Bake until a toothpick inserted in the center of a muffin comes out clean, 20 minutes.

Allow muffins to cool in pan. Remove and store in an airtight container for up to one day, or in refrigerator for up to one week.

Pumpkin Hazelnut Espresso Muffins - The Clean Gourmet


Whole Grain Pumpkin Risotto (Risotto Integrale alla Zucca)

Yes, I am one of those people who get pumpkin fever, without fail, every fall.  If I drank coffee, pumpkin spice latte would be MY JAM.  For me, and I think for many people, pumpkin spice brings back memories of putting on your hat, running outside and jumping into a pile of leaves before they get bagged up.

If you’re overloaded with pumpkin bread and PSL (pumpkin spice lattes), try this savory option for a change.  This recipe is special, as it’s a recipe that I learned while living in Marano sul Panaro, a remote town outside of Modena, Italy eleven(!) years ago.

Since those years, however, I’ve swapped the white Carnaroli rice for brown rice or farro.  Not only do the whole grains heighten the nutrition and reduce the glycemic load, I think they add wonderful flavor and body as well.  (Do not use long grain rice for any risotto, as it’s delicate and fluffy and will turn to mush.  Long grain and jasmine varieties are best suited for pillowy pilafs.)  If you decide to use farro, just note that your risotto will no longer be gluten free.

I like to use fresh creamy almond or cashew milk as a finisher rather than whole milk.  However, in Italy we used extremely fresh milk from grass-fed cows that lived next door- if you’re gonna have dairy, that is definitely the way to go.

Finishing with fresh cilantro sounds incredibly non-Italian, but this is traditional!  Cilantro really brightens up the mellow sweetness of the pumpkin and the earthiness of the nutmeg- don’t skip it.  (If you hate cilantro, fresh parsley or sage will do.)

Happy fall and buon appetito!

Whole Grain Pumpkin Risotto - The Clean Gourmet

Whole Grain Pumpkin Risotto:

Serves 4

Ingredients:

1 tablespoon extra virgin olive oil or grass fed butter

1/2 teaspoon salt

1 onion or 2 shallots, minced

1 cup sweet brown rice, short grain brown rice or farro

1 bay leaf (sage leaf or orange leaf are great alternatives)

2 cups light vegetable broth or chicken stock

1 cup water

2/3 cup pumpkin purée from kabocha, sugar pie, red kuri or blue hubbard pumpkin (instructions below)

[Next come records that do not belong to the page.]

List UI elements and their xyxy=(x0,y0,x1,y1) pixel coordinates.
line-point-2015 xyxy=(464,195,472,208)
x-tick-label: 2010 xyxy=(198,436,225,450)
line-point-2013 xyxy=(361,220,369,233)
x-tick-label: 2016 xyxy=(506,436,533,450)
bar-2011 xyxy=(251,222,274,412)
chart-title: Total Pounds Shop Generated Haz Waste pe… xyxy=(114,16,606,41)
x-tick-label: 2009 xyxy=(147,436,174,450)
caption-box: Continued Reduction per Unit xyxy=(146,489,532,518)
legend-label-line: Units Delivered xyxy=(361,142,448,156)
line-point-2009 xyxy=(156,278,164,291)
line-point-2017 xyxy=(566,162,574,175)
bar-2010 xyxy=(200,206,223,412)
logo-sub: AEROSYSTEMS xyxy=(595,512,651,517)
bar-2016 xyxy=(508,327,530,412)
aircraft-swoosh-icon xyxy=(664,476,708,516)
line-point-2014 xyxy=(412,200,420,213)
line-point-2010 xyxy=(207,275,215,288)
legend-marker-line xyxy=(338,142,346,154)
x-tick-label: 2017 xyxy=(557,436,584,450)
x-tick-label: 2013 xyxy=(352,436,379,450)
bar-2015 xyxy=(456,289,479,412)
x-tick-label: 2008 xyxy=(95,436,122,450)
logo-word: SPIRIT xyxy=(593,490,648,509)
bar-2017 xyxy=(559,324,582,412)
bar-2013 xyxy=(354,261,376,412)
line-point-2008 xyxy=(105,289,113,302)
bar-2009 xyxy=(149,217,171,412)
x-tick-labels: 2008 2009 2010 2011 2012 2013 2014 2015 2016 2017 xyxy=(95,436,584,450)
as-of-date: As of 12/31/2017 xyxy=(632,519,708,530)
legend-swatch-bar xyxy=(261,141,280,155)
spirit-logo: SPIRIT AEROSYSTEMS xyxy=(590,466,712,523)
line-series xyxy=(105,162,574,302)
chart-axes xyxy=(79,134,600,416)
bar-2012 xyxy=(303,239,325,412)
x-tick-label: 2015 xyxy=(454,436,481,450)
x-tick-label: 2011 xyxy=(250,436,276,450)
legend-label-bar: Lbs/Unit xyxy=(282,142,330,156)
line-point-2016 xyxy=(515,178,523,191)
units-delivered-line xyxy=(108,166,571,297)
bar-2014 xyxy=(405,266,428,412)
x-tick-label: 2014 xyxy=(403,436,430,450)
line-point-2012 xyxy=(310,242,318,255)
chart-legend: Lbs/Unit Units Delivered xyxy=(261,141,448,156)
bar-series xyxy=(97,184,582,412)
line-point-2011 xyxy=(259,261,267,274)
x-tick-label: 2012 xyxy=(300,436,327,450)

1 lemon, zested and juiced

1/4 teaspoon ground nutmeg

1/4 cup creamy unsweetened nut milk or organic whole milk from grass-fed cows

1/4 teaspoon ground black or white pepper (about 5 turns on a grinder)

grated parmesan, to serve

cilantro, to serve

What to do:

For the pumpkin purée (can be made up to four days in advance):

First prepare the pumpkin mixture.  Cook pumpkin of choice by cutting in half and placing, cut side down, on an oiled parchment-lined sheet pan and baking at 400  degrees F.  Cook until a fork pierces the skin easily, more or less 40 minutes, depending on the size of your pumpkin.  Remove from oven and let cool.

How to make pumpkin purée - The Clean Gourmet

Scoop flesh from pumpkin and purée in a food processor or push through a ricer or food mill. For this recipe you’ll need about one cup of purée.  Use remaining pumpkin for other purposes (Pinterest “pumpkin recipes” and you’ll see that there is a lifetime of possibilities) or plan on doubling, tripling or quadrupling the recipe to make croquettes out of leftover risotto;).

How to make pumpkin purée - The Clean Gourmet

How to make pumpkin purée - The Clean Gourmet

For the risotto:

Heat oil or butter over medium heat in a medium pot.  Add onion/shallot with the salt and sweat for about 5 minutes, until translucent.  (Reduce heat if you start to see any browning.)

Add rice or farro and bay leaf and toast in pot for a couple of minutes, stirring frequently.  Add 2 cups of broth, cover and simmer 20 minutes.  Remove lid and add the remaining cup of water slowly, while stirring frequently.  When rice is halfway cooked and the liquid absorbed, add pumpkin purée, lemon zest, nutmeg and water.  Continue stirring another few minutes.  The grains at this point should be tender, but chewy (a.ka.a. “al dente”).  Turn off the heat and stir in the milk and a touch of lemon juice to finish.

Serve immediately and top with cilantro (and parmesan, if using).  A glass of dry white wine will go very nicely…just saying :).